Trattative estenuanti e discussioni interminabili, videoconferenze e negoziazioni. Senza che Governo e Regioni siano riusciti a trovare un accordo. La non-decisione sul nuovo Dpcm, rinviata nel fine settimana, è il segno della volontà dei diversi livelli di Governo di non voler pagare il costo politico della scelta. Un costo insostenibile in un ambiente politico iper-conflittuale e privo di coesione istituzionale, dove tutti aspettano che sia l’altro a fare la prima mossa, dichiarando senza se e senza ma: dobbiamo chiudere. In questo modo la situazione non potrà che peggiorare, fino a rendere tanto più drastiche, lunghe e intransigenti le nuove misure che dovranno essere decise e attuate.

ANZI, SI POTREBBE sostenere, il costo politico sarà tanto minore quanto più il quadro pandemico e il sovraccarico sul sistema sanitario non potranno che indicare un lockdown, più o meno parziale, come unica possibile scelta. Un insieme di misure a livello nazionale generate dall’assenza di qualsiasi spirito unitario. Una scelta che riguarderà tutta la collettività proprio perché questa o, meglio, le forze che la rappresentano, è incapace di pensare e agire in modo organico anche di fronte a una pandemia. Il nemico esterno non è sufficiente per unire una collettività ridotta a un assemblaggio di poteri e livelli di governo che corrono una disperata e solitaria gara. Scaricando il costo delle scelte sull’altro e additandolo come il colpevole delle decisioni prese. Questo in un’arena politica dove le forze di opposizione sono pronte a utilizzare ogni possibile evento, scivolone, incertezza, per attaccare frontalmente la maggioranza. Il rifiuto di entrare nella «cabina di regia» ne è la prova plastica: la tenuta del Paese è questione che riguarda il Governo, l’opposizione ha solo il compito di approfittare delle conseguenze della scelta, soffiando sul fuoco e cavalcando, se non organizzando, la protesta di piazza. Debolezza della politica, certo, ma non surrogata dalle forze sociali che, con ben poche eccezioni, si posizionano sullo scacchiere solo per chiedere risorse e salvaguardie per i propri iscritti, ben attente a non concedere nulla a misure che potrebbero intaccare il loro campo di influenza o che le metterebbero di fronte alla necessità di innovare la loro stanca azione. Politica e società miseramente frammentate e divise, incapaci di visione collettiva. Prive di qualsiasi capacità di futuro.

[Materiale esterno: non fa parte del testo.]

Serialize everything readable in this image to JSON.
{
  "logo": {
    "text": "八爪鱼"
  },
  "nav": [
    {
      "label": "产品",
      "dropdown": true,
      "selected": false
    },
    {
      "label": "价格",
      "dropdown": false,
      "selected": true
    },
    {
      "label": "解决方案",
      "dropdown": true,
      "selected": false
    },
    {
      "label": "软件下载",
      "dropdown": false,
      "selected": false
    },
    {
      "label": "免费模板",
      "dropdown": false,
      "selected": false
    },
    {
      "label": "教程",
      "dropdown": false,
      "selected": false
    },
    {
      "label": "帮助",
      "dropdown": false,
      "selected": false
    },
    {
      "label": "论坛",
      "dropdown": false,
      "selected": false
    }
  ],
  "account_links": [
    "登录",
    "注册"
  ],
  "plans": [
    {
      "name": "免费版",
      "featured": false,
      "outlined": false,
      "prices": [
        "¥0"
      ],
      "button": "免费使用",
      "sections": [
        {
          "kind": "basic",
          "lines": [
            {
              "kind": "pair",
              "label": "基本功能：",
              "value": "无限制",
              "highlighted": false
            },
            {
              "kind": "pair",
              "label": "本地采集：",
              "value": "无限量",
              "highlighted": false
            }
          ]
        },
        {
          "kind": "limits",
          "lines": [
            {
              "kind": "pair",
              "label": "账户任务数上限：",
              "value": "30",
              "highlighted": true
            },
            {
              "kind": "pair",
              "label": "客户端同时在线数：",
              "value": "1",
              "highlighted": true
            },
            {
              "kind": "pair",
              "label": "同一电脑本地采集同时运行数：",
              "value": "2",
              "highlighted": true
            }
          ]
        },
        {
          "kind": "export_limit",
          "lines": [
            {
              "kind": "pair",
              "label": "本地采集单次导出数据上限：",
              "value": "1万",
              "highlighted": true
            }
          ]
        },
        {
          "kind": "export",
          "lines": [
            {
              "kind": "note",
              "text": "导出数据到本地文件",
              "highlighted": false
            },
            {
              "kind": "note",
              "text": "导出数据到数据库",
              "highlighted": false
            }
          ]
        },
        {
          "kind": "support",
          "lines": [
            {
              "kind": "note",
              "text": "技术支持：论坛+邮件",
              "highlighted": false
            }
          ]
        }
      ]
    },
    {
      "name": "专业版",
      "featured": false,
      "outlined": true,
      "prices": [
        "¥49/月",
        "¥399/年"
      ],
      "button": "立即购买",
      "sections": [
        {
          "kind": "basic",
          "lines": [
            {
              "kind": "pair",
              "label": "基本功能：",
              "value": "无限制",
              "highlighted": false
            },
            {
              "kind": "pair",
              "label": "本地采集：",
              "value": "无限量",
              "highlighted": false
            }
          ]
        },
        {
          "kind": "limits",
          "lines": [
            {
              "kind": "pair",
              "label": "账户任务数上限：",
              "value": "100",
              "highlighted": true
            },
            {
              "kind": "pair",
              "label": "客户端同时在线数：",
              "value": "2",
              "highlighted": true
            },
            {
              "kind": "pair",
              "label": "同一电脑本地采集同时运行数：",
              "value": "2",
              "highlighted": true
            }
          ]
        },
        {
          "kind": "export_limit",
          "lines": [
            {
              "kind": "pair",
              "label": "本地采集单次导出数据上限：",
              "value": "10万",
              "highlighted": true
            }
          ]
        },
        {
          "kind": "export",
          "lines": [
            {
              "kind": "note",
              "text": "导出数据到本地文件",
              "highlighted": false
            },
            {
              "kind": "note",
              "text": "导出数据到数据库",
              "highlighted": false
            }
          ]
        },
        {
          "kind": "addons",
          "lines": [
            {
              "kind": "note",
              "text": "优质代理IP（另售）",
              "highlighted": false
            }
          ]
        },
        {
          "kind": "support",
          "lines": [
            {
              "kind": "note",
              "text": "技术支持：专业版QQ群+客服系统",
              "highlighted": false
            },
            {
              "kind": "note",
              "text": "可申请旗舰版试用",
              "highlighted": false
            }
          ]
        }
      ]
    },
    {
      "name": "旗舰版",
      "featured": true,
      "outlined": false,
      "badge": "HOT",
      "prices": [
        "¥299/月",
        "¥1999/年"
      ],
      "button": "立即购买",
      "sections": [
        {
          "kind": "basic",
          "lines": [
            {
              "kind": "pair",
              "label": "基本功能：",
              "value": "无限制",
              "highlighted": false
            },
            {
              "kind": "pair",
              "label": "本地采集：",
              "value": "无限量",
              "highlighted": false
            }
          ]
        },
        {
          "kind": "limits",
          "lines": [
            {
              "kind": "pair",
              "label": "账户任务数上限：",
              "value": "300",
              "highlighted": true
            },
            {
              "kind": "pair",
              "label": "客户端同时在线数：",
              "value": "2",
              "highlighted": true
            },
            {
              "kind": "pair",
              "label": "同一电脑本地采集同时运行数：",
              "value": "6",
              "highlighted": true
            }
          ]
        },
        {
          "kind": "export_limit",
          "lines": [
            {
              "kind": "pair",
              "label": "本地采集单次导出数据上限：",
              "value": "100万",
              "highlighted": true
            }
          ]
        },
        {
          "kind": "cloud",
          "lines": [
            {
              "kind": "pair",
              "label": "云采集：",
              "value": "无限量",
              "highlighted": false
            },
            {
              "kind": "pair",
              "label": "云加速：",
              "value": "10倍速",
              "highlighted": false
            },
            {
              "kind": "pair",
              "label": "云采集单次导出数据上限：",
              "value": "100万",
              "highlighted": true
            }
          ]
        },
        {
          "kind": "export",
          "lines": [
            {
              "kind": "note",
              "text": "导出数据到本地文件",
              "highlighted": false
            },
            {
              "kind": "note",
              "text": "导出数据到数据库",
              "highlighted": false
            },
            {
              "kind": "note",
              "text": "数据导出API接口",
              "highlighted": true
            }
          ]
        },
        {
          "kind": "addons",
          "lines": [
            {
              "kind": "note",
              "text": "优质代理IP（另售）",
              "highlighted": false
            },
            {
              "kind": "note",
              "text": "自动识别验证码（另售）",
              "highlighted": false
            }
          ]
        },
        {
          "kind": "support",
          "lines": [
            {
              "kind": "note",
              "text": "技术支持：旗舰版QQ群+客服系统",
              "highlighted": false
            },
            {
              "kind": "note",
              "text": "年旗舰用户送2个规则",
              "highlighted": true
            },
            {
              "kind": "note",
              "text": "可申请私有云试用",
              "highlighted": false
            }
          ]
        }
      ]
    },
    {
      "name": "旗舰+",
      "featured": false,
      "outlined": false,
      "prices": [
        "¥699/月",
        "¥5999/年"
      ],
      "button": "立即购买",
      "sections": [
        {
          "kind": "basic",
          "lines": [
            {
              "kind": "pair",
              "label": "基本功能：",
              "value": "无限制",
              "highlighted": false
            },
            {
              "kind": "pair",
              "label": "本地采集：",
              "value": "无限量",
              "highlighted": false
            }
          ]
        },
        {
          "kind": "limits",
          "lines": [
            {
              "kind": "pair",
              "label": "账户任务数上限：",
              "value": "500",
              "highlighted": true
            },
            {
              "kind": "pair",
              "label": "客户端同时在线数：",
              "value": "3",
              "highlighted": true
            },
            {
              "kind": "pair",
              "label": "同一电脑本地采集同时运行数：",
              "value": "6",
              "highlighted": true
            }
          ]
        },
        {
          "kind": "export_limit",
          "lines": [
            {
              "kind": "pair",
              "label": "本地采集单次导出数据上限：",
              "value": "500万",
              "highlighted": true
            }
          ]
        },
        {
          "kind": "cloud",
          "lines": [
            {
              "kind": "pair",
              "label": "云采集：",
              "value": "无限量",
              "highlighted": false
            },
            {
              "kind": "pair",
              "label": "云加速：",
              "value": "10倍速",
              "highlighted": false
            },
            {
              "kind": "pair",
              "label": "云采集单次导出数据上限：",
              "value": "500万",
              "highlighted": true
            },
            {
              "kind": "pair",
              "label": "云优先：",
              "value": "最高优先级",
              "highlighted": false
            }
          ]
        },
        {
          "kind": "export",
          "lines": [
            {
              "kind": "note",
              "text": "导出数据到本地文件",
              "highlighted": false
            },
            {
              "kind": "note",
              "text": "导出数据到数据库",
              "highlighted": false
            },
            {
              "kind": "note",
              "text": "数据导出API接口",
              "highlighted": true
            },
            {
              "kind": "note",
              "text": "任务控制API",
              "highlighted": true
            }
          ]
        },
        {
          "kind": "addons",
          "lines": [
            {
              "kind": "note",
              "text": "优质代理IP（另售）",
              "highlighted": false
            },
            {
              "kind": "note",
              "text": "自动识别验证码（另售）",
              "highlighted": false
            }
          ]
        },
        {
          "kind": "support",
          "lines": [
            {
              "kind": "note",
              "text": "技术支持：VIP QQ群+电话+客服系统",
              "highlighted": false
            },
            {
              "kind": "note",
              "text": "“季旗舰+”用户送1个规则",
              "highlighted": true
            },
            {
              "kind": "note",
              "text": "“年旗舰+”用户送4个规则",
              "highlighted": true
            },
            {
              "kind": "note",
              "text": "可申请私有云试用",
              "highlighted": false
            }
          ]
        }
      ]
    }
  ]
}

IL SAPERE ESPERTO, in un ambiente tanto conflittuale e frammentato, non può innocentemente identificarsi con le regole della scienza. Non può essere percepito, semmai ciò fosse veramente possibile, come consigliere esperto in posizione di terzietà rispetto ai contendenti. La voce della scienza è così interpretata come la voce di una delle parti in gioco nel conflitto politico e istituzionale. Chi ha l’ha capito non attende di essere classificato come pro o contro il Governo, ma sceglie sin da subito da che parte stare. Così anche il campo scientifico, mai veramente immune alla tentazione del posizionamento politico, diventa teatro di scontri, guerre e accuse, che ne sminuiscono l’autorevolezza agli occhi dell’opinione pubblica. I giornali, in questo contesto, nuotano nell’acqua che più gli è familiare: la polemica politica come principale guida e criterio per la costruzione della notizia.
La pandemia Covid-19 è così lo specchio del Paese, fredda superficie che riflette senza filtri la frammentazione della sua classe dirigente, l’inconsistenza dei suoi corpi intermedi, la pochezza dei suoi mezzi di comunicazione di massa. La ricerca del capro espiatorio – i giovani irresponsabili, gli anziani fragili, i dipendenti pubblici che «vogliono il lockdown» perché così lavorano meno, le mamme che vogliono le scuole aperte – è nulla più che la conseguenza della guerra di tutti contro tutti.

PEGGIO DELLA PANDEMIA è solo la reazione che ne è seguita. Sintomo di una comunità politica priva di consistenza, saltuariamente illuminata da poche voci autorevoli ma isolate, tenuta assieme da organizzazioni della cittadinanza attiva che tentato di soccorrere i più fragili, nobilitata da chi sceglie la via dell’impegno quotidiano, nel pubblico come nel privato, a ridosso dei bisogni di individui e famiglie. Risorse preziose ma non inesauribili che, presto o tardi, si depaupereranno lasciando spazio alla rabbia e al risentimento. Gli imprenditori della paura non aspettano altro.